Добавить в цитаты Настройки чтения

Страница 26 из 27



— А-а, мы же о Сашке так и не поговорили. Вы бы подъехали к нему, Степан.

— И так. Вот участок сдадим. Замотался последние дни. Тут еще в трест вызывали. А так позванивал…

— Звонки что, с ним сейчас самим говорить надо. Как можно больше говорить. Скорое якоря сниматься, так?

— Скоро. Комиссия участок примет. А там два дня на сборы…

— А с Пастуховым как?

— Думали. Пастухова с собой возьмем. С главврачом советовался: рулить будет. Я понимаю, с тоски это парень. Тут и моя вина есть…

Кирилл смущенно тер нос.

— Я жене его письмо написал. Изложил все как есть. Я же раньше немного присочинял: Сашка в них вроде бы как за святого сходил. Действовал по принципу: праведная ложь — святая ложь…

Степан рассмеялся.

— Все лжи одинаковы, как луковицы. Я думал: что-то у вас не то с письмами. Почему, думаю, не отвечает? Должна же была хоть к черту вас послать. Женщины фальшь лучше нас, мужиков, чувствуют. Потому и молчала. Знаешь, ее право выбирать: не ответит — не осудишь. Но думаю, что ответит… А нет — Пастухова все равно не оставим. Тут ты нам всем урок преподал. Сам-то что думаешь: с нами или в город подашься?
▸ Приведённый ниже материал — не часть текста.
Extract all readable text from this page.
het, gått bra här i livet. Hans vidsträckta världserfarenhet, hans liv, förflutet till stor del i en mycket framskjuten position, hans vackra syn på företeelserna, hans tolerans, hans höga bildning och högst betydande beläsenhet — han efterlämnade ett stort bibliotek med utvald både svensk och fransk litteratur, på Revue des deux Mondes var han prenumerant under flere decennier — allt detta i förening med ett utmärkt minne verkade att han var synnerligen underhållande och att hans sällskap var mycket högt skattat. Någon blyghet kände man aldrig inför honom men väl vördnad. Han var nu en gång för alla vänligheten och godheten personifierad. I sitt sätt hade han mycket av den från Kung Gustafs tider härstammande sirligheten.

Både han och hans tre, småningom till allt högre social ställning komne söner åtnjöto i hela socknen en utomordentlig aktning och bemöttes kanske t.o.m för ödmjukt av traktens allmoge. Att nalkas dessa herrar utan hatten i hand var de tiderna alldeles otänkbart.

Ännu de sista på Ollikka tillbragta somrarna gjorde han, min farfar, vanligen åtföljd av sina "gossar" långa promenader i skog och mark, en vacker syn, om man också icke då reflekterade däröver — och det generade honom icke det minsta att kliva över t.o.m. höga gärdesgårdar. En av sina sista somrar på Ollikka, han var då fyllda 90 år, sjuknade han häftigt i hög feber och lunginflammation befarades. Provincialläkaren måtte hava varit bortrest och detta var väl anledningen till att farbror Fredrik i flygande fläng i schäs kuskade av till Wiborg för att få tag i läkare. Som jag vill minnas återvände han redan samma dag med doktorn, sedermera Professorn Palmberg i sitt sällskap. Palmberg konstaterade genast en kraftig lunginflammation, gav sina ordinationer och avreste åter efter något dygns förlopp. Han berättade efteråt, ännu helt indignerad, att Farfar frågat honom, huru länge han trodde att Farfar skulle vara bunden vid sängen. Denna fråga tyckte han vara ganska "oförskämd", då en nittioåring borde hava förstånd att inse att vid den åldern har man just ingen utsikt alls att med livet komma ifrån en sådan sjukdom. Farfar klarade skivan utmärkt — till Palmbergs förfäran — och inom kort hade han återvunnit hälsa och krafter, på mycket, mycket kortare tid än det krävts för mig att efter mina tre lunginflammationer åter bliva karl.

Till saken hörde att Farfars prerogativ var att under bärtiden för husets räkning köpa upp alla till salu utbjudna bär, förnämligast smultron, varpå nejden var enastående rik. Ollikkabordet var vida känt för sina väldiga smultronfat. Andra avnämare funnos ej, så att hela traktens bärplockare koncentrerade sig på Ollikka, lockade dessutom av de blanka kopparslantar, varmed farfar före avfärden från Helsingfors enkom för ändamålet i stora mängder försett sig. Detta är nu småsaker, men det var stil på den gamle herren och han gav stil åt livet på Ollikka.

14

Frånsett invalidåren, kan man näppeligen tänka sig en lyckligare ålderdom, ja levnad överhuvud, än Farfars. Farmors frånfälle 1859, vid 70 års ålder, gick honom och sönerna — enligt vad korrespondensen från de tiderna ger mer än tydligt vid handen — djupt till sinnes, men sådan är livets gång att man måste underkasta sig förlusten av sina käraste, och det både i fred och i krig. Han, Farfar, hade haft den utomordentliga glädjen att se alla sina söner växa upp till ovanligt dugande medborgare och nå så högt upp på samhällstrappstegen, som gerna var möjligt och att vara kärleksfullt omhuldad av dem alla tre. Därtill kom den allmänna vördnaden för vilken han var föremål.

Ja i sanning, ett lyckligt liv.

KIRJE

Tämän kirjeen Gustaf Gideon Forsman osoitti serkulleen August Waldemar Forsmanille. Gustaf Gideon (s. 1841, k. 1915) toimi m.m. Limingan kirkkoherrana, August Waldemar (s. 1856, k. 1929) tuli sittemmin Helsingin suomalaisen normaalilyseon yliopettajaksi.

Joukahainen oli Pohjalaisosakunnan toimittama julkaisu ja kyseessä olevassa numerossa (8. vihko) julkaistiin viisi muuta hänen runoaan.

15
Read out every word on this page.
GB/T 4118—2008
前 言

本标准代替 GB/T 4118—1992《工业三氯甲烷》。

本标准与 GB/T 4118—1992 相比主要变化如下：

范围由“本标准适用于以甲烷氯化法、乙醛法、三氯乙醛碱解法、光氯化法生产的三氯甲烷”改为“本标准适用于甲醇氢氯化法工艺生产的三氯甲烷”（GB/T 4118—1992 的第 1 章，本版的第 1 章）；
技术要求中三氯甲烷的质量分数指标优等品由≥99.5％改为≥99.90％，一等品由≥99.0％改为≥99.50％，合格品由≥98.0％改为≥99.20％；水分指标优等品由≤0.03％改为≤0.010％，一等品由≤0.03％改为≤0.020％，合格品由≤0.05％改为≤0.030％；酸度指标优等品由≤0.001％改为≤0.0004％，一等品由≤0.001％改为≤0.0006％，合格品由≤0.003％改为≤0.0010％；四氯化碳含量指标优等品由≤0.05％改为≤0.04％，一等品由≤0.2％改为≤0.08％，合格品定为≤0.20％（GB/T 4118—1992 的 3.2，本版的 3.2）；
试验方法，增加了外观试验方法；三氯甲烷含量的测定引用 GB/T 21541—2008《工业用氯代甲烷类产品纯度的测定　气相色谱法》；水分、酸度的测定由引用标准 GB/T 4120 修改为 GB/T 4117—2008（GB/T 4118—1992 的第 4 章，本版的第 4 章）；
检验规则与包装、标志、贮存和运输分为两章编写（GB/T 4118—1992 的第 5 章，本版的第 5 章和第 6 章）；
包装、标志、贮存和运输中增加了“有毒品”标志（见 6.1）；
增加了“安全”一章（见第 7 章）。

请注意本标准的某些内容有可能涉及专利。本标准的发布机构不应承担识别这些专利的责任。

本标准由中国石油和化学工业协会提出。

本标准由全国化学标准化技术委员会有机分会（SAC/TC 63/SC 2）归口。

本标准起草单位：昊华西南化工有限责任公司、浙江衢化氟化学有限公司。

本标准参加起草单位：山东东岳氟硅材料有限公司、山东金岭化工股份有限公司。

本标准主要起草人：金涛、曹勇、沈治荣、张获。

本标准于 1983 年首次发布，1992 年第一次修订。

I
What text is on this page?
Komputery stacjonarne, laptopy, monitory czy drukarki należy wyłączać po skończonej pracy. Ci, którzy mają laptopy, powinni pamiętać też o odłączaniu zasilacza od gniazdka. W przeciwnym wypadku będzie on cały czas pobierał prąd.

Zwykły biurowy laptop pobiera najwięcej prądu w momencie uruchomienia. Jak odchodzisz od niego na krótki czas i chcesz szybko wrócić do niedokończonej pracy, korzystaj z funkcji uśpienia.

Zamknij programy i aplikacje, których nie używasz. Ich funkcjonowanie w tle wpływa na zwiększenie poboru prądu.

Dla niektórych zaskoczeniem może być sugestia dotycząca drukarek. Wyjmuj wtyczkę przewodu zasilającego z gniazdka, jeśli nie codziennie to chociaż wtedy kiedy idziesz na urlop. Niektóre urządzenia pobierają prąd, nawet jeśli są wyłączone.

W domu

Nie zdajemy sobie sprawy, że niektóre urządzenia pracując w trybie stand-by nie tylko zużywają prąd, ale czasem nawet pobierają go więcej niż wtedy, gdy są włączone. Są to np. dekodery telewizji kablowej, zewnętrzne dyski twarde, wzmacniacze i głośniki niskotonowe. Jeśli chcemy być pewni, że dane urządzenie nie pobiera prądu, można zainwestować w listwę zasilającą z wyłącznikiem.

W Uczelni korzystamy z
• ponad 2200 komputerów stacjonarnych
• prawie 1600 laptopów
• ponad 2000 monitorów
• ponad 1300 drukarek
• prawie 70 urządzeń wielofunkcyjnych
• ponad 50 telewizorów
— Я, как девка на выданье: и к жениху хочется, и родительский дом покидать страшно. А вдруг все снова начнется?

— Тебе возвращаться надо.

— Легко сказать…

— Конечно. Но важно, как… Тебе стыдиться нечего. Говорю тебе точно.

Их обгоняли возвращавшиеся в поселок люди, высоким дробным перебором рассыпались сзади меха чьей-то неожиданной трехрядки.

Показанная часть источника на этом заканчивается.